China will continue to cut costs for companies to boost real economy
China will continue to reduce costs for companies to boost the real economy that has been recovering from COVID-19, the National Development and Reform Commission (NDRC) said on Monday.
The country will further optimize tax reduction policies to extend the implementation period of the value-added tax concessions for small-scale taxpayers and increase their tax threshold from monthly sales of 100,000 yuan to 150,000 yuan (between $15,553 and $23,329), according to the NDRC.
In addition to the preferential treatment they are already receiving, small and micro-enterprises and individual businesses whose annual taxable income is less than 1 million yuan will be able to access an income tax break of 50 percent, the national economic planner said.
For advanced manufacturing enterprises, the incremental value-added tax will be refunded in full every month, according to the NDRC.
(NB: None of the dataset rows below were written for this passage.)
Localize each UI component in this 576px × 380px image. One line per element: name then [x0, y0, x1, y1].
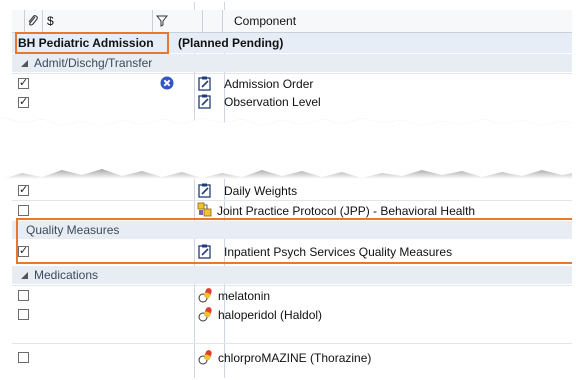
header-filter-col[interactable]: [152, 10, 203, 32]
order-row-observation[interactable]: Observation Level: [12, 93, 572, 111]
med-row-melatonin[interactable]: melatonin: [12, 286, 572, 304]
clipboard-pencil-icon: [198, 183, 211, 198]
clipboard-pencil-icon: [198, 76, 211, 91]
plan-name-highlight: [15, 32, 169, 54]
error-x-icon[interactable]: [160, 76, 174, 90]
med-name: haloperidol (Haldol): [218, 308, 323, 322]
header-dollar-col[interactable]: $: [42, 10, 153, 32]
med-name: chlorproMAZINE (Thorazine): [218, 351, 372, 365]
component-header[interactable]: Component: [234, 14, 296, 28]
clipboard-pencil-icon: [198, 94, 211, 109]
plan-status: (Planned Pending): [178, 36, 284, 50]
order-name: Admission Order: [224, 77, 314, 91]
order-checkbox[interactable]: [18, 76, 29, 89]
order-name: Daily Weights: [224, 184, 298, 198]
section-admit[interactable]: Admit/Dischg/Transfer: [12, 54, 572, 72]
order-checkbox[interactable]: [18, 352, 29, 363]
order-checkbox[interactable]: [18, 95, 29, 108]
med-row-haloperidol[interactable]: haloperidol (Haldol): [12, 305, 572, 323]
filter-icon: [156, 15, 168, 27]
collapse-triangle-icon[interactable]: [20, 59, 29, 68]
paperclip-icon: [28, 15, 38, 26]
collapse-triangle-icon[interactable]: [20, 271, 29, 280]
torn-edge: [2, 117, 572, 179]
order-checkbox[interactable]: [18, 205, 29, 216]
dollar-header: $: [47, 14, 54, 28]
med-name: melatonin: [218, 289, 271, 303]
order-checkbox[interactable]: [18, 290, 29, 301]
quality-measures-highlight: [16, 218, 572, 264]
row-separator: [12, 285, 572, 286]
column-header: $ Component: [12, 10, 572, 33]
order-row-admission[interactable]: Admission Order: [12, 74, 572, 92]
orders-frame: $ Component BH Pediatric Admission (Plan…: [2, 2, 572, 378]
order-row-jpp[interactable]: Joint Practice Protocol (JPP) - Behavior…: [12, 201, 572, 219]
order-checkbox[interactable]: [18, 183, 29, 196]
row-separator: [12, 343, 572, 344]
row-separator: [12, 73, 572, 74]
pill-icon: [198, 350, 212, 365]
pill-icon: [198, 288, 212, 303]
header-attachment-col[interactable]: [24, 10, 43, 32]
section-medications-label: Medications: [34, 268, 99, 282]
order-row-daily-weights[interactable]: Daily Weights: [12, 181, 572, 199]
pill-icon: [198, 307, 212, 322]
row-separator: [12, 200, 572, 201]
med-row-chlorpromazine[interactable]: chlorproMAZINE (Thorazine): [12, 348, 572, 366]
protocol-icon: [197, 202, 212, 217]
order-checkbox[interactable]: [18, 309, 29, 320]
section-admit-label: Admit/Dischg/Transfer: [34, 56, 153, 70]
order-name: Observation Level: [224, 95, 321, 109]
header-status-col: [202, 10, 223, 32]
section-medications[interactable]: Medications: [12, 266, 572, 284]
order-name: Joint Practice Protocol (JPP) - Behavior…: [217, 204, 476, 218]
China will also continue to implement the 75-percent deduction policy for enterprises' research and development expenses and increase the additional deduction ratio for manufacturing enterprises to 100 percent, the NDRC said.
The top economic planner also said various monetary policy tools will be used to ensure that the growth rate of money supply and the scale of social financing keep pace with the growth rate of the nominal economy.
The country will continue to use the inclusive relending and rediscount policies to support key and weak areas of the national economy and expand financing channels through multi-level capital markets for companies, according to the NDRC.
Electricity, land, office rent and logistics costs will also be cut for enterprises, the NDRC said.